Une affaire de viol présumé a été examinée devant un tribunal. La victime, une mineure, a livré son récit à la barre. Elle a expliqué les circonstances de l’agression.

Ce jour-là, elle se promenait avec un autre garçon. L’accusé et ses amis l’ont aperçue. Il a alors arrêté le groupe et voulu frapper le garçon. Les amis de l’accusé sont intervenus pour le calmer.

Plus tard, alors qu’elle rentrait chez elle, l’accusé l’a rattrapée. Elle l’a supplié de la laisser partir, mais il a refusé. Il l’a coincée contre un mur et l’a violée, a-t-elle détaillé.

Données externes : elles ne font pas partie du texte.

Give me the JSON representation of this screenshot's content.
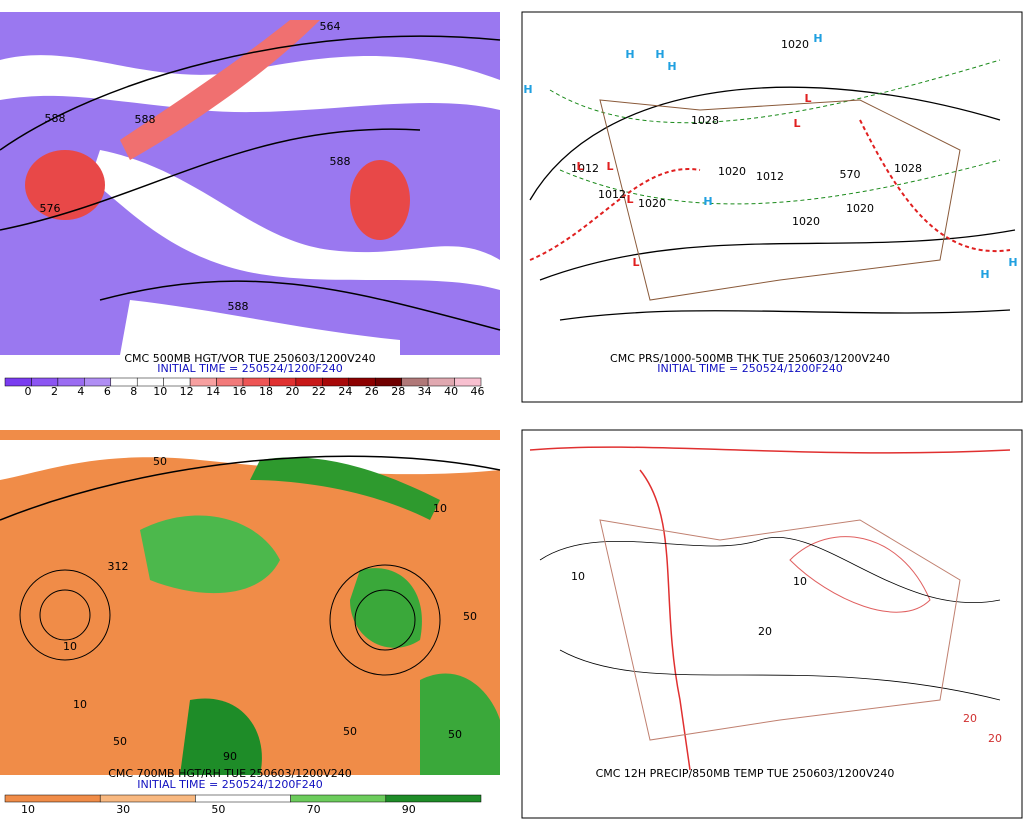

Interrogée sur l’absence d’appel à l’aide, elle a répondu avoir crié. L’accusé lui a maintenu la main sur la bouche pour l’en empêcher. Après l’acte, un homme est passé par là. L’accusé a tenté de fuir. Elle a crié et est tombée. Un autre garçon est arrivé. L’homme lui a demandé de l’accompagner chez elle, puis a poursuivi l’accusé.

Quand ils l’ont rattrapé, il a d’abord nié les faits. Devant la menace d’être emmené au commissariat, il a commencé à dire la vérité, a-t-elle narré.

Le président du tribunal a ensuite interrogé la victime. Il lui a demandé si elle était la petite amie de l’accusé. Elle a répondu par l’affirmative. Le président a alors questionné la raison du viol si elle était sa copine. La victime a répondu :

“C’est mon copain certes, mais il m’a violée parce que je lui ai dit que je ne l’aime pas.”

Le président a insisté pour savoir si elle était vraiment sa petite amie. Elle a maintenu sa réponse. Il a demandé pourquoi elle ne l’aimait pas malgré ce statut. Elle a répondu qu’elle ne l’aimait pas. La salle a éclaté de rire à ce moment.

Le procureur a ensuite pris la parole. Il a rappelé à la victime la gravité de l’affaire. L’accusé encourt plus de vingt ans de prison. S’il est condamné, il sortira à plus de quarante ans. Le procureur a souligné que la vie de quelqu’un était en jeu. Il a demandé à la victime si elle avait été influencée par son père ou par d’autres personnes. Elle a répondu que personne n’influençait ses propos et que son père ne lui avait rien dit.

Le procureur a également évoqué un appel téléphonique. L’accusé affirme que la victime l’a appelé ce jour-là, et que l’appel est vérifiable dans le journal de son téléphone. La victime a reconnu avoir déjà appelé l’accusé, mais pas ce jour-là. Le procureur a demandé pourquoi l’affaire était allée en justice, alors qu’au début, elle ne souhaitait pas de poursuites. La victime est restée muette face à cette question.

L’audience se poursuit. Plus de détails seront communiqués ultérieurement.